Construction project unearths Paducah history

For the first time in nearly 70 years, we’re getting a glimpse of what’s beneath Paducah’s Kentucky Avenue. Some of the dug-up dirt and wood reveal a path once taken by mules that pulled the city’s first streetcars in 1872.

Local historian and Paducah Railroad Museum volunteer Bob Johnston devoted much of his life learning about Paducah’s past. The streetcars were phased out in the 1930s, making way for buses that he remembers taking to run errands with his family. “This particular location is where the streetcars, part of the trolley car system, crossed Kentucky Avenue,” Johnston said.

Spikes from cross ties haven’t seen daylight in decades.

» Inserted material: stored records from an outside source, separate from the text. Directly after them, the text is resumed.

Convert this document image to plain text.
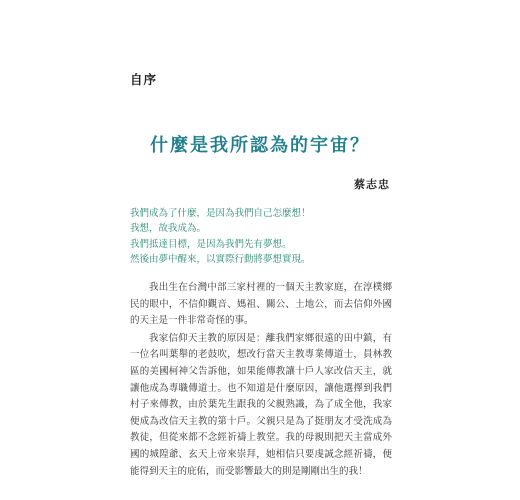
自序
什麼是我所認為的宇宙？
蔡志忠
我們成為了什麼，是因為我們自己怎麼想！
我想，故我成為。
我們抵達目標，是因為我們先有夢想。
然後由夢中醒來，以實際行動將夢想實現。

我出生在台灣中部三家村裡的一個天主教家庭，在淳樸鄉民的眼中，不信仰觀音、媽祖、關公、土地公，而去信仰外國的天主是一件非常奇怪的事。

我家信仰天主教的原因是：離我們家鄉很遠的田中鎮，有一位名叫葉舉的老鼓吹，想改行當天主教專業傳道士，員林教區的美國柯神父告訴他，如果能傳教讓十戶人家改信天主，就讓他成為專職傳道士。也不知道是什麼原因，讓他選擇到我們村子來傳教，由於葉先生跟我的父親熟識，為了成全他，我家便成為改信天主教的第十戶。父親只是為了挺朋友才受洗成為教徒，但從來都不念經祈禱上教堂。我的母親則把天主當成外國的城隍爺、玄天上帝來崇拜，她相信只要虔誠念經祈禱，便能得到天主的庇佑，而受影響最大的則是剛剛出生的我！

Kentucky Transportation Cabinet spokesman Keith Todd said these discoveries may be the beginning of a larger history lesson.

“They’ll come back and more gently remove some of the earth underneath the roadway to get down to the water lines, the drainage lines. But they have bumped into a couple things so far, and this trolley line right here happens to be one of them,” Todd said.

It’s what you don’t see that could have the biggest back-story. Eight different rail lines crisscrossed Paducah. Johnston said the height of World War II changed the city’s landscape.

“When I was growing up the rails were still in the street on Broadway, all over. But during World War II they dug them up to use for the scrap drive,” Johnston said.